Thought this was an interesting study comparing front to back squats. Nate Green mentioned this study in one of the articles here. Interested to see people’s opinions.
I think they should have done the study on Olympic weighlifters.
It sounds like a bad study, considering individuals only squatted to parallel.
Looked like a good study to me. The only surprise I see is low back activation was lower with Back Squats. Everything else was as I would guess.
[quote]on edge wrote:
Looked like a good study to me. The only surprise I see is low back activation was lower with Back Squats. Everything else was as I would guess.[/quote]
You have to keep your lower back tighter, relative to back squats, in front squats to stay up right.
[quote]Invictica wrote:
on edge wrote:
Looked like a good study to me. The only surprise I see is low back activation was lower with Back Squats. Everything else was as I would guess.

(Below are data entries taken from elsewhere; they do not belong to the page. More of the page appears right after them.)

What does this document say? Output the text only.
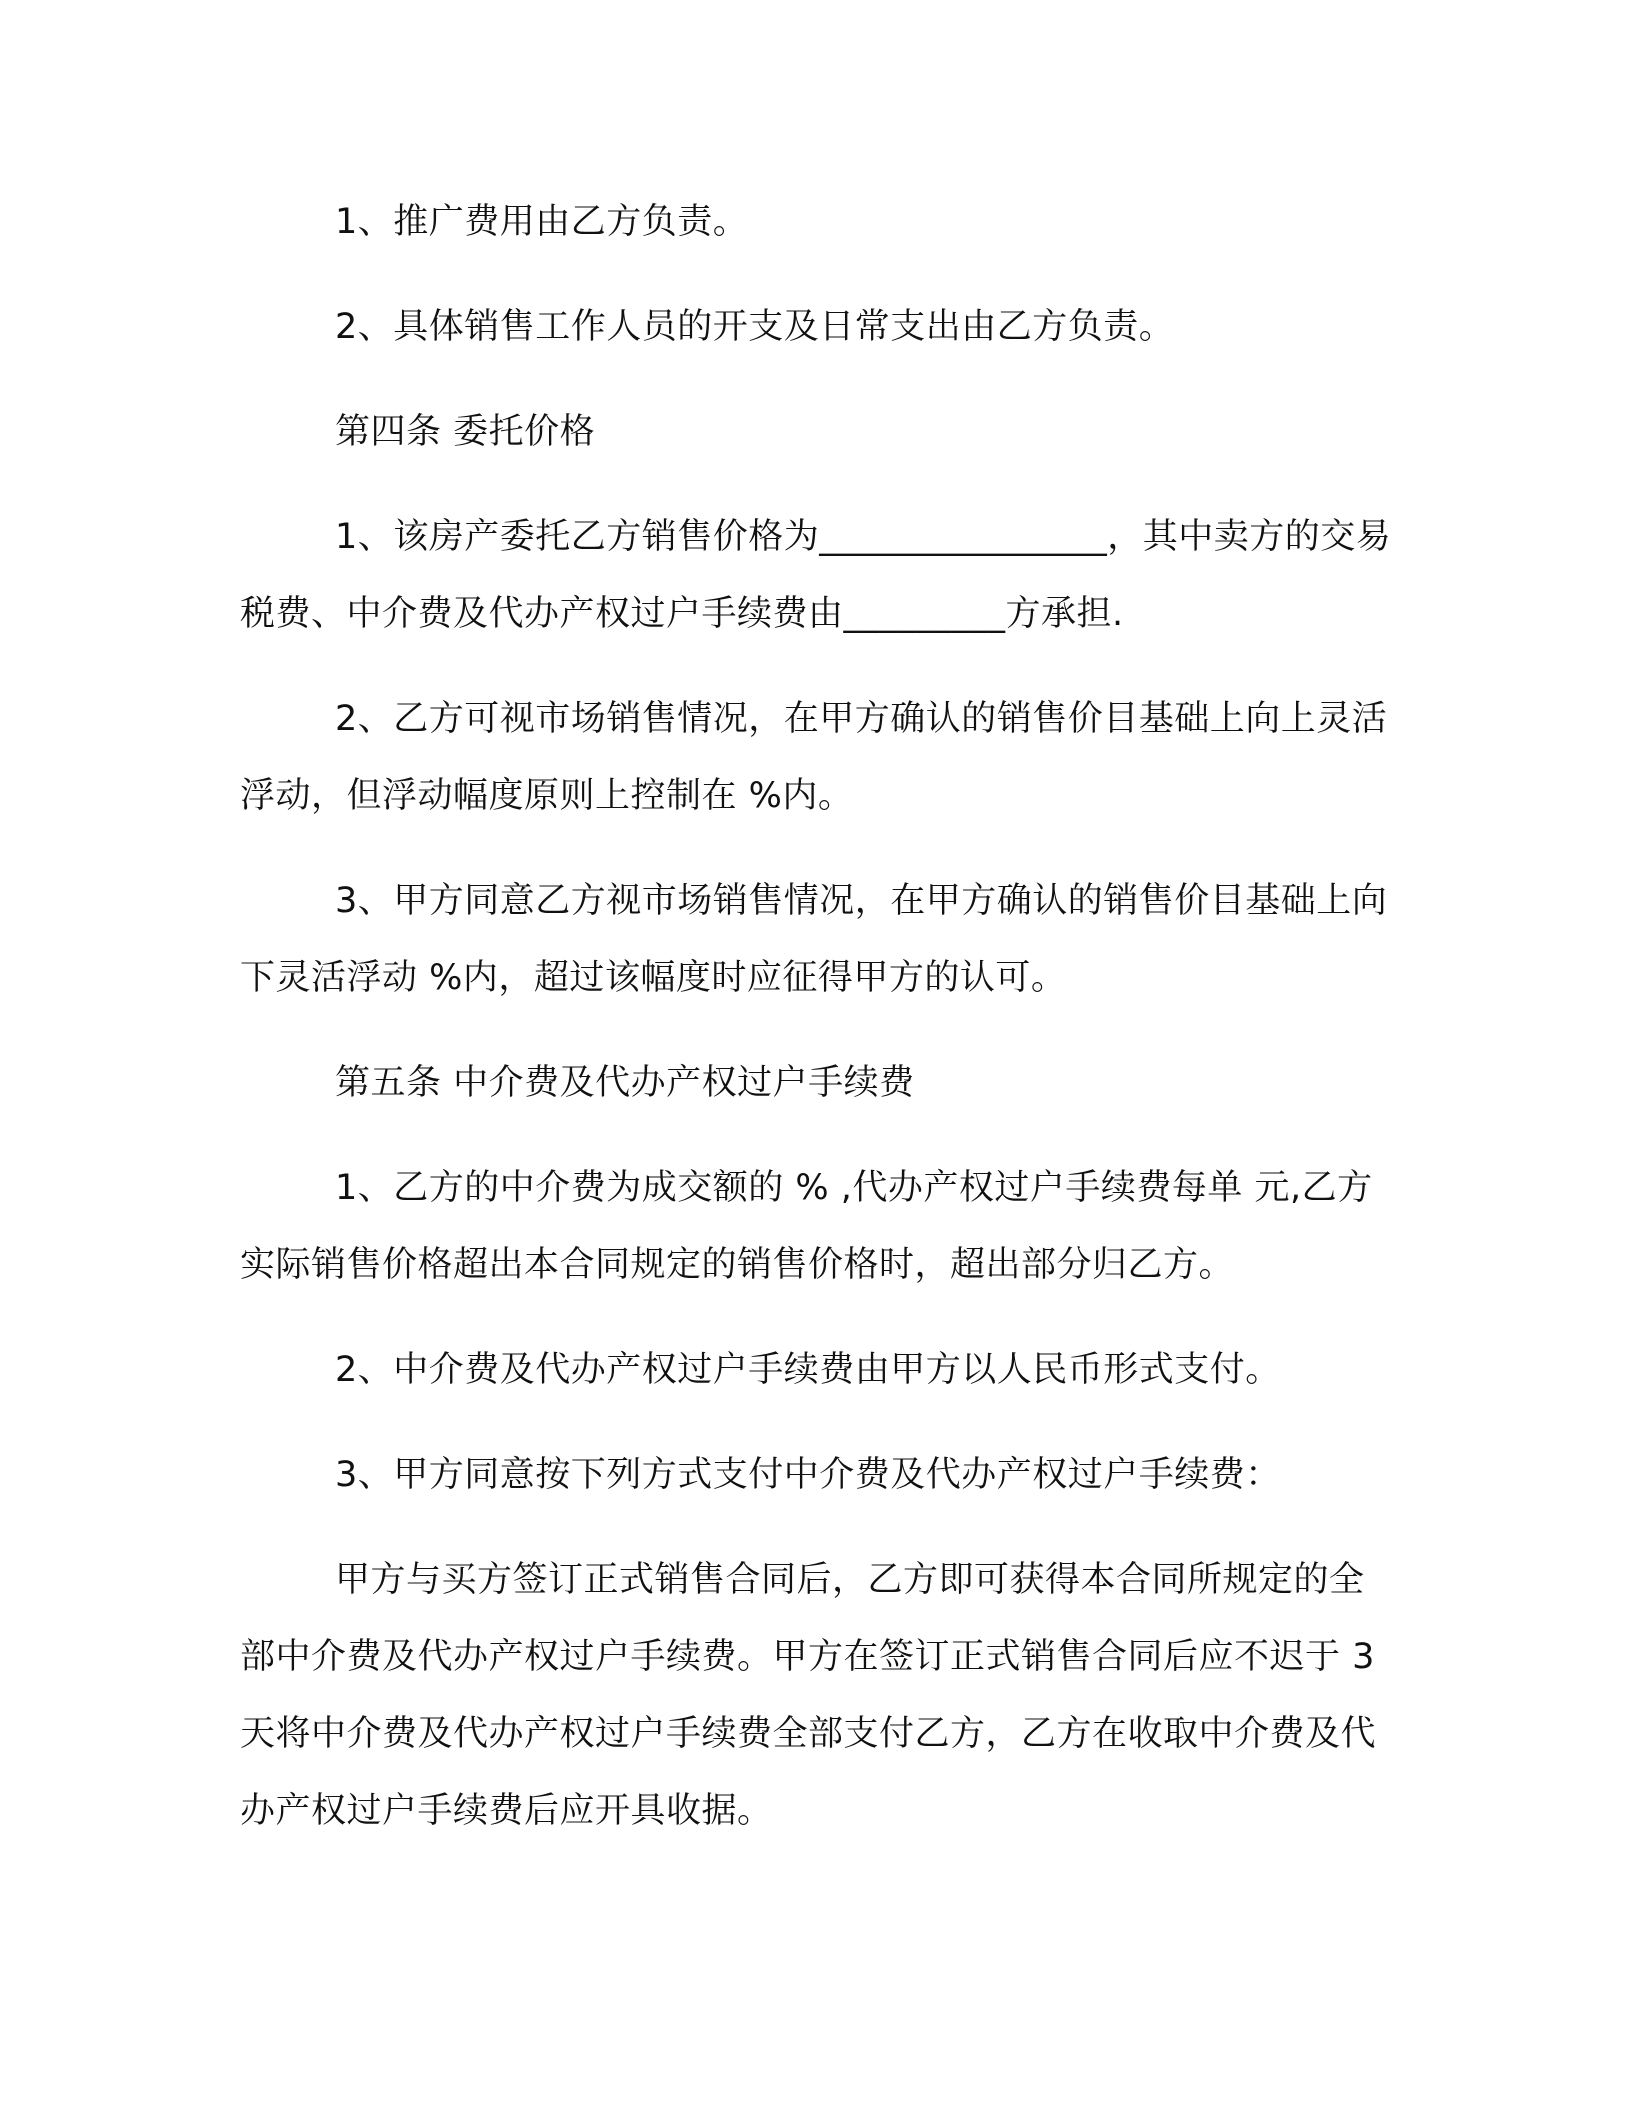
1、推广费用由乙方负责。

2、具体销售工作人员的开支及日常支出由乙方负责。

第四条 委托价格

1、该房产委托乙方销售价格为________________，其中卖方的交易税费、中介费及代办产权过户手续费由_________方承担.

2、乙方可视市场销售情况，在甲方确认的销售价目基础上向上灵活浮动，但浮动幅度原则上控制在 %内。

3、甲方同意乙方视市场销售情况，在甲方确认的销售价目基础上向下灵活浮动 %内，超过该幅度时应征得甲方的认可。

第五条 中介费及代办产权过户手续费

1、乙方的中介费为成交额的 % ,代办产权过户手续费每单 元,乙方实际销售价格超出本合同规定的销售价格时，超出部分归乙方。

2、中介费及代办产权过户手续费由甲方以人民币形式支付。

3、甲方同意按下列方式支付中介费及代办产权过户手续费：

甲方与买方签订正式销售合同后，乙方即可获得本合同所规定的全部中介费及代办产权过户手续费。甲方在签订正式销售合同后应不迟于 3 天将中介费及代办产权过户手续费全部支付乙方，乙方在收取中介费及代办产权过户手续费后应开具收据。
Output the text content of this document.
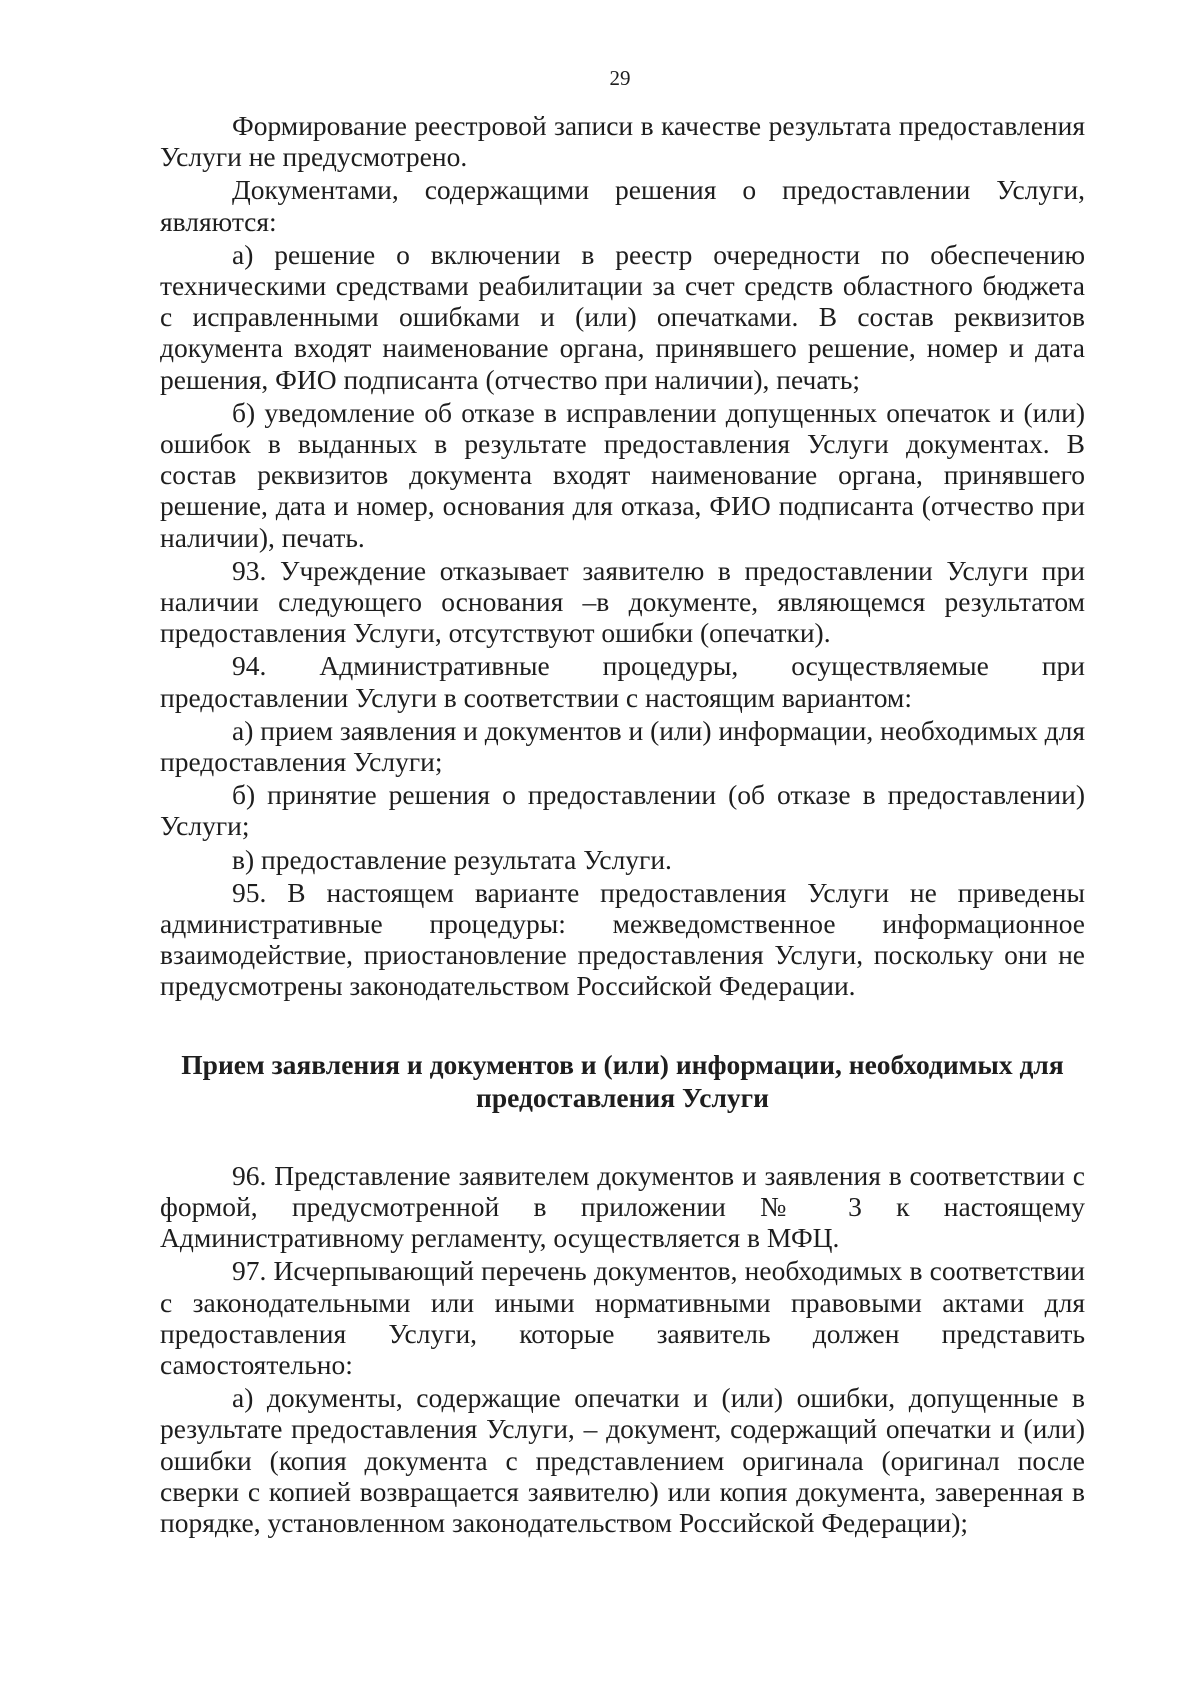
29

Формирование реестровой записи в качестве результата предоставления Услуги не предусмотрено.

Документами, содержащими решения о предоставлении Услуги, являются:

а) решение о включении в реестр очередности по обеспечению техническими средствами реабилитации за счет средств областного бюджета с исправленными ошибками и (или) опечатками. В состав реквизитов документа входят наименование органа, принявшего решение, номер и дата решения, ФИО подписанта (отчество при наличии), печать;

б) уведомление об отказе в исправлении допущенных опечаток и (или) ошибок в выданных в результате предоставления Услуги документах. В состав реквизитов документа входят наименование органа, принявшего решение, дата и номер, основания для отказа, ФИО подписанта (отчество при наличии), печать.

93. Учреждение отказывает заявителю в предоставлении Услуги при наличии следующего основания –в документе, являющемся результатом предоставления Услуги, отсутствуют ошибки (опечатки).

94. Административные процедуры, осуществляемые при предоставлении Услуги в соответствии с настоящим вариантом:

а) прием заявления и документов и (или) информации, необходимых для предоставления Услуги;

б) принятие решения о предоставлении (об отказе в предоставлении) Услуги;

в) предоставление результата Услуги.

95. В настоящем варианте предоставления Услуги не приведены административные процедуры: межведомственное информационное взаимодействие, приостановление предоставления Услуги, поскольку они не предусмотрены законодательством Российской Федерации.

Прием заявления и документов и (или) информации, необходимых для
предоставления Услуги

96. Представление заявителем документов и заявления в соответствии с формой, предусмотренной в приложении № 3 к настоящему Административному регламенту, осуществляется в МФЦ.

97. Исчерпывающий перечень документов, необходимых в соответствии с законодательными или иными нормативными правовыми актами для предоставления Услуги, которые заявитель должен представить самостоятельно:

а) документы, содержащие опечатки и (или) ошибки, допущенные в результате предоставления Услуги, – документ, содержащий опечатки и (или) ошибки (копия документа с представлением оригинала (оригинал после сверки с копией возвращается заявителю) или копия документа, заверенная в порядке, установленном законодательством Российской Федерации);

You have to keep your lower back tighter, relative to back squats, in front squats to stay up right.[/quote]
When I Front Squat my torso is almost completely upright. When I BS there’s much more torso lean which, I would think, would activate my lower back more.
My question is, how do you front and back squat once a week for a year and have a 90% body weight 1rm?
Average 1rm for the group was 135??
[quote]Invictica wrote:
on edge wrote:
Looked like a good study to me. The only surprise I see is low back activation was lower with Back Squats. Everything else was as I would guess.
You have to keep your lower back tighter, relative to back squats, in front squats to stay up right.[/quote]
staying upright should relieve stress from the lower back. Just like a GM emphasizes lower back more than a back squat.
[quote]borrek wrote:
My question is, how do you front and back squat once a week for a year and have a 90% body weight 1rm?
Average 1rm for the group was 135??[/quote]
The author of the article misquoted the study. The subjects did their test back and front squats at 70% of the 1RM which was about 90% of their bodyweight for the back squat and around 70% of their bodyweight for their front squat. In other words, the subjects’ back squat 1RM was ~1.15X bodyweight whereas front squat 1RM was ~1X bodyweight.
Still pretty weak by most standards, but then again its probably hard to find a large sample size with about the same lifting experience and relatively close strength levels.